La puissance et l’impunité dont elle jouit font que la comédie virtualiste n’est même plus un simulacre avec les habiletés attachées à cet exercice. Elle est devenue une caricature de simulacre puisqu’elle ne prend plus aucune attention pour dissimuler cette nature falsifiée. Elle est totalement emportée par l’ivresse de sa puissance qui lui fait croire que l’état général de virtualisme est désormais le seul cadre et le sens unique de la condition humaine. Les erreurs se succèdent à répétition : dans l’affaire Da Vinci Code, le résultat de son action a été de conduire à une mise en lumière des réalités de l’Opus Dei, à l’avantage de cette organisation (voir plus haut), en même temps que des réalités du monde virtualiste (ignorance, inculture, nihilisme) qui nous est proposé.

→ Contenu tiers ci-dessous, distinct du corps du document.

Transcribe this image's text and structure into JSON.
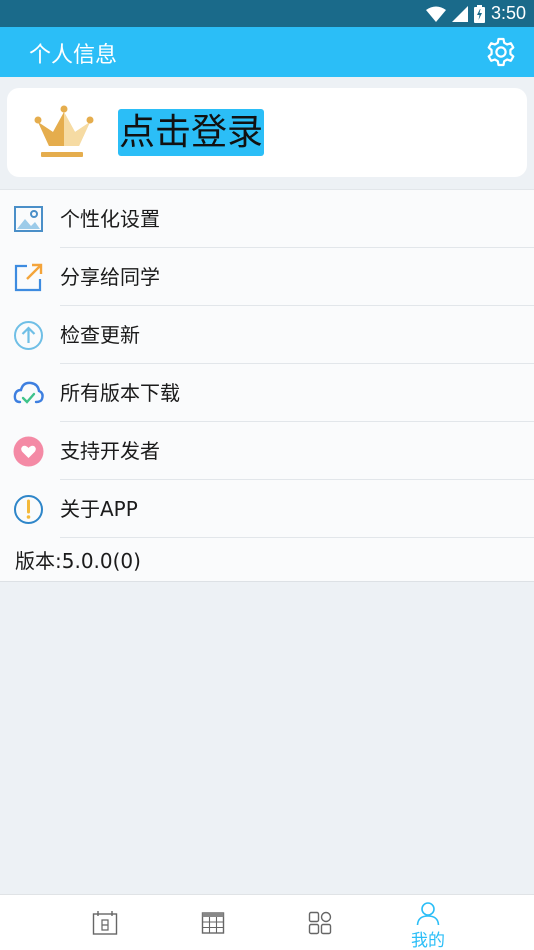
{
  "status_bar": {
    "time": "3:50",
    "icons": [
      "wifi-icon",
      "signal-icon",
      "battery-charging-icon"
    ]
  },
  "app_bar": {
    "title": "个人信息",
    "settings_icon": "gear-icon"
  },
  "login": {
    "label": "点击登录",
    "icon": "crown-icon"
  },
  "menu": {
    "items": [
      {
        "label": "个性化设置",
        "icon": "image-icon"
      },
      {
        "label": "分享给同学",
        "icon": "share-icon"
      },
      {
        "label": "检查更新",
        "icon": "upload-arrow-icon"
      },
      {
        "label": "所有版本下载",
        "icon": "cloud-check-icon"
      },
      {
        "label": "支持开发者",
        "icon": "heart-icon"
      },
      {
        "label": "关于APP",
        "icon": "info-exclamation-icon"
      }
    ],
    "version": "版本:5.0.0(0)"
  },
  "bottom_nav": {
    "items": [
      {
        "icon": "calendar-day-icon",
        "label": ""
      },
      {
        "icon": "table-icon",
        "label": ""
      },
      {
        "icon": "grid-apps-icon",
        "label": ""
      },
      {
        "icon": "person-icon",
        "label": "我的",
        "active": true
      }
    ]
  },
  "colors": {
    "accent": "#2bbef7",
    "status_bar": "#1a6a8a",
    "background": "#edf1f5",
    "crown_gold": "#e5ad4d",
    "heart_pink": "#f48aa5"
  }
}
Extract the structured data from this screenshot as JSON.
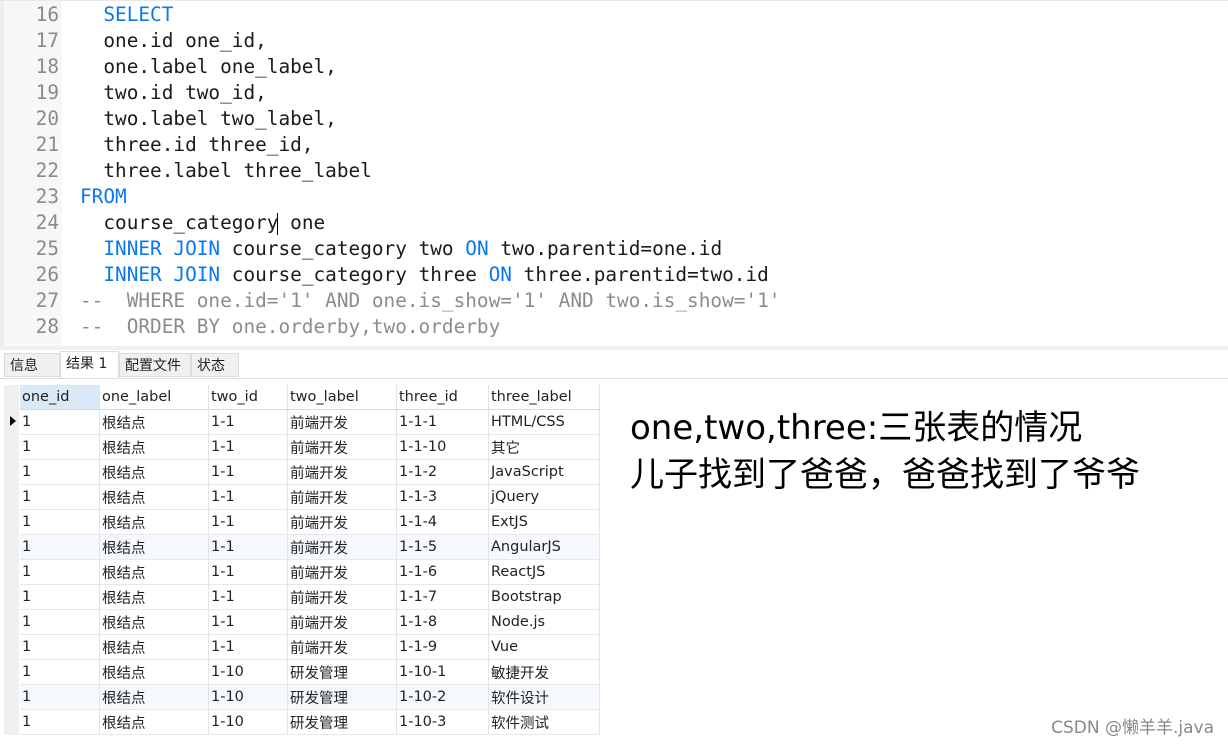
{
  "editor": {
    "lines": [
      {
        "num": "16",
        "segs": [
          {
            "t": "  "
          },
          {
            "t": "SELECT",
            "c": "kw"
          }
        ]
      },
      {
        "num": "17",
        "segs": [
          {
            "t": "  one.id one_id,"
          }
        ]
      },
      {
        "num": "18",
        "segs": [
          {
            "t": "  one.label one_label,"
          }
        ]
      },
      {
        "num": "19",
        "segs": [
          {
            "t": "  two.id two_id,"
          }
        ]
      },
      {
        "num": "20",
        "segs": [
          {
            "t": "  two.label two_label,"
          }
        ]
      },
      {
        "num": "21",
        "segs": [
          {
            "t": "  three.id three_id,"
          }
        ]
      },
      {
        "num": "22",
        "segs": [
          {
            "t": "  three.label three_label"
          }
        ]
      },
      {
        "num": "23",
        "segs": [
          {
            "t": "FROM",
            "c": "kw"
          }
        ]
      },
      {
        "num": "24",
        "segs": [
          {
            "t": "  course_category"
          },
          {
            "cursor": true
          },
          {
            "t": " one"
          }
        ]
      },
      {
        "num": "25",
        "segs": [
          {
            "t": "  "
          },
          {
            "t": "INNER JOIN",
            "c": "kw"
          },
          {
            "t": " course_category two "
          },
          {
            "t": "ON",
            "c": "kw"
          },
          {
            "t": " two.parentid=one.id"
          }
        ]
      },
      {
        "num": "26",
        "segs": [
          {
            "t": "  "
          },
          {
            "t": "INNER JOIN",
            "c": "kw"
          },
          {
            "t": " course_category three "
          },
          {
            "t": "ON",
            "c": "kw"
          },
          {
            "t": " three.parentid=two.id"
          }
        ]
      },
      {
        "num": "27",
        "segs": [
          {
            "t": "--  WHERE one.id='1' AND one.is_show='1' AND two.is_show='1'",
            "c": "cm"
          }
        ]
      },
      {
        "num": "28",
        "segs": [
          {
            "t": "--  ORDER BY one.orderby,two.orderby",
            "c": "cm"
          }
        ]
      }
    ],
    "colors": {
      "keyword": "#0a78f0",
      "comment": "#8c8c8c"
    }
  },
  "tabs": [
    {
      "label": "信息",
      "active": false
    },
    {
      "label": "结果 1",
      "active": true
    },
    {
      "label": "配置文件",
      "active": false
    },
    {
      "label": "状态",
      "active": false
    }
  ],
  "result": {
    "columns": [
      "one_id",
      "one_label",
      "two_id",
      "two_label",
      "three_id",
      "three_label"
    ],
    "rows": [
      [
        "1",
        "根结点",
        "1-1",
        "前端开发",
        "1-1-1",
        "HTML/CSS"
      ],
      [
        "1",
        "根结点",
        "1-1",
        "前端开发",
        "1-1-10",
        "其它"
      ],
      [
        "1",
        "根结点",
        "1-1",
        "前端开发",
        "1-1-2",
        "JavaScript"
      ],
      [
        "1",
        "根结点",
        "1-1",
        "前端开发",
        "1-1-3",
        "jQuery"
      ],
      [
        "1",
        "根结点",
        "1-1",
        "前端开发",
        "1-1-4",
        "ExtJS"
      ],
      [
        "1",
        "根结点",
        "1-1",
        "前端开发",
        "1-1-5",
        "AngularJS"
      ],
      [
        "1",
        "根结点",
        "1-1",
        "前端开发",
        "1-1-6",
        "ReactJS"
      ],
      [
        "1",
        "根结点",
        "1-1",
        "前端开发",
        "1-1-7",
        "Bootstrap"
      ],
      [
        "1",
        "根结点",
        "1-1",
        "前端开发",
        "1-1-8",
        "Node.js"
      ],
      [
        "1",
        "根结点",
        "1-1",
        "前端开发",
        "1-1-9",
        "Vue"
      ],
      [
        "1",
        "根结点",
        "1-10",
        "研发管理",
        "1-10-1",
        "敏捷开发"
      ],
      [
        "1",
        "根结点",
        "1-10",
        "研发管理",
        "1-10-2",
        "软件设计"
      ],
      [
        "1",
        "根结点",
        "1-10",
        "研发管理",
        "1-10-3",
        "软件测试"
      ]
    ]
  },
  "annotation": {
    "line1": "one,two,three:三张表的情况",
    "line2": "儿子找到了爸爸，爸爸找到了爷爷"
  },
  "watermark": "CSDN @懒羊羊.java"
}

C’est une situation parfaite. Ainsi est exposé en pleine lumière le vide absolu de sens que ménage cette puissance. La comédie virtualiste n’est plus bridée par aucun frein, elle se montre telle qu’elle est, elle est la “Nausée” même, au sens sartrien comme dans tous les sens, de l’époque post-moderne de “la fin de l’Histoire”.